Clean Claims and Other Information for Health Providers

Because the Department of Insurance and Financial Services (DIFS) regulates the business of insurance transacted in Michigan, our authority pertains to contracts issued in Michigan.DIFS generally only accepts complaints from parties involved in the contract, such as the insured, policyholder or certificate holder.
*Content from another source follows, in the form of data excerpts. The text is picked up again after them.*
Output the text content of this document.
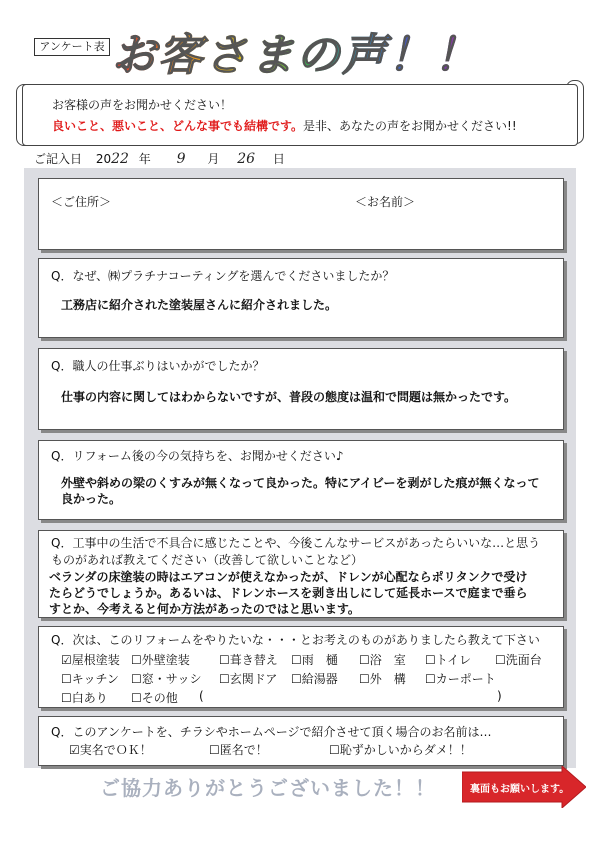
アンケート表 お客さまの声！！
お客様の声をお聞かせください！
良いこと、悪いこと、どんな事でも結構です。是非、あなたの声をお聞かせください!!
ご記入日 2022 年 9 月 26 日
＜ご住所＞	＜お名前＞
Q．なぜ、㈱プラチナコーティングを選んでくださいましたか？
工務店に紹介された塗装屋さんに紹介されました。
Q．職人の仕事ぶりはいかがでしたか？
仕事の内容に関してはわからないですが、普段の態度は温和で問題は無かったです。
Q．リフォーム後の今の気持ちを、お聞かせください♪
外壁や斜めの梁のくすみが無くなって良かった。特にアイビーを剥がした痕が無くなって
良かった。
Q．工事中の生活で不具合に感じたことや、今後こんなサービスがあったらいいな…と思う
ものがあれば教えてください（改善して欲しいことなど）
ベランダの床塗装の時はエアコンが使えなかったが、ドレンが心配ならポリタンクで受け
たらどうでしょうか。あるいは、ドレンホースを剥き出しにして延長ホースで庭まで垂ら
すとか、今考えると何か方法があったのではと思います。
Q．次は、このリフォームをやりたいな・・・とお考えのものがありましたら教えて下さい
☑屋根塗装 ☐外壁塗装 ☐葺き替え ☐雨　樋 ☐浴　室 ☐トイレ ☐洗面台
☐キッチン ☐窓・サッシ ☐玄関ドア ☐給湯器 ☐外　構 ☐カーポート
☐白あり ☐その他 (	)
Q．このアンケートを、チラシやホームページで紹介させて頂く場合のお名前は…
☑実名でＯＫ！	☐匿名で！	☐恥ずかしいからダメ！！
ご協力ありがとうございました！！	裏面もお願いします。
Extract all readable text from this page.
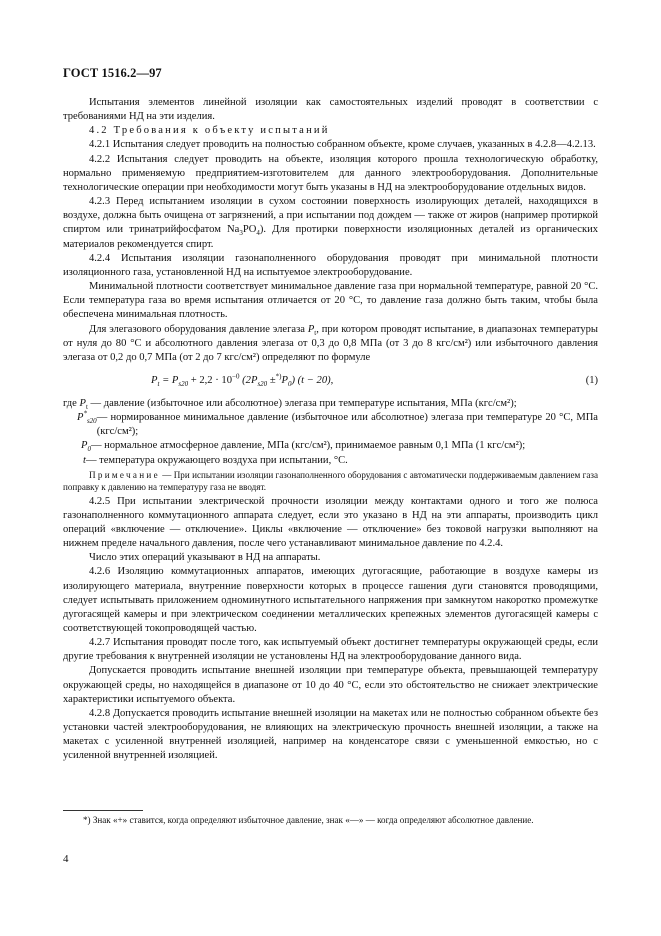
ГОСТ 1516.2—97

Испытания элементов линейной изоляции как самостоятельных изделий проводят в соответствии с требованиями НД на эти изделия.

4.2 Требования к объекту испытаний

4.2.1 Испытания следует проводить на полностью собранном объекте, кроме случаев, указанных в 4.2.8—4.2.13.

4.2.2 Испытания следует проводить на объекте, изоляция которого прошла технологическую обработку, нормально применяемую предприятием-изготовителем для данного электрооборудования. Дополнительные технологические операции при необходимости могут быть указаны в НД на электрооборудование отдельных видов.

4.2.3 Перед испытанием изоляции в сухом состоянии поверхность изолирующих деталей, находящихся в воздухе, должна быть очищена от загрязнений, а при испытании под дождем — также от жиров (например протиркой спиртом или тринатрийфосфатом $Na_3PO_4$). Для протирки поверхности изоляционных деталей из органических материалов рекомендуется спирт.

4.2.4 Испытания изоляции газонаполненного оборудования проводят при минимальной плотности изоляционного газа, установленной НД на испытуемое электрооборудование.

Минимальной плотности соответствует минимальное давление газа при нормальной температуре, равной 20 °С. Если температура газа во время испытания отличается от 20 °С, то давление газа должно быть таким, чтобы была обеспечена минимальная плотность.

Для элегазового оборудования давление элегаза $P_t$, при котором проводят испытание, в диапазонах температуры от нуля до 80 °С и абсолютного давления элегаза от 0,3 до 0,8 МПа (от 3 до 8 кгс/см²) или избыточного давления элегаза от 0,2 до 0,7 МПа (от 2 до 7 кгс/см²) определяют по формуле

$P_t = P_{s20} + 2,2 \cdot 10^{-0}$ $(2P_{s20} \pm^{*)}P_0) (t - 20)$,	(1)
где $P_t$ — давление (избыточное или абсолютное) элегаза при температуре испытания, МПа (кгс/см²);
$P^*_{s20}$ — нормированное минимальное давление (избыточное или абсолютное) элегаза при температуре 20 °С, МПа (кгс/см²);
$P_0$ — нормальное атмосферное давление, МПа (кгс/см²), принимаемое равным 0,1 МПа (1 кгс/см²);
t — температура окружающего воздуха при испытании, °С.
Примечание — При испытании изоляции газонаполненного оборудования с автоматически поддерживаемым давлением газа поправку к давлению на температуру газа не вводят.

4.2.5 При испытании электрической прочности изоляции между контактами одного и того же полюса газонаполненного коммутационного аппарата следует, если это указано в НД на эти аппараты, производить цикл операций «включение — отключение». Циклы «включение — отключение» без токовой нагрузки выполняют на нижнем пределе начального давления, после чего устанавливают минимальное давление по 4.2.4.

Число этих операций указывают в НД на аппараты.

4.2.6 Изоляцию коммутационных аппаратов, имеющих дугогасящие, работающие в воздухе камеры из изолирующего материала, внутренние поверхности которых в процессе гашения дуги становятся проводящими, следует испытывать приложением одноминутного испытательного напряжения при замкнутом накоротко промежутке дугогасящей камеры и при электрическом соединении металлических крепежных элементов дугогасящей камеры с соответствующей токопроводящей частью.

4.2.7 Испытания проводят после того, как испытуемый объект достигнет температуры окружающей среды, если другие требования к внутренней изоляции не установлены НД на электрооборудование данного вида.

Допускается проводить испытание внешней изоляции при температуре объекта, превышающей температуру окружающей среды, но находящейся в диапазоне от 10 до 40 °С, если это обстоятельство не снижает электрические характеристики испытуемого объекта.

4.2.8 Допускается проводить испытание внешней изоляции на макетах или не полностью собранном объекте без установки частей электрооборудования, не влияющих на электрическую прочность внешней изоляции, а также на макетах с усиленной внутренней изоляцией, например на конденсаторе связи с уменьшенной емкостью, но с усиленной внутренней изоляцией.

*) Знак «+» ставится, когда определяют избыточное давление, знак «—» — когда определяют абсолютное давление.
4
Because a health care provider is usually not a party to the health care contract, we generally do not accept complaints from providers.There are some exceptions to this policy, however.

DIFS will pursue appropriate complaints from participating providers acting as the authorized representative of a patient covered by a Michigan licensed health carrier; however, written authorization from the patient or their legal representative must be included with the complaint.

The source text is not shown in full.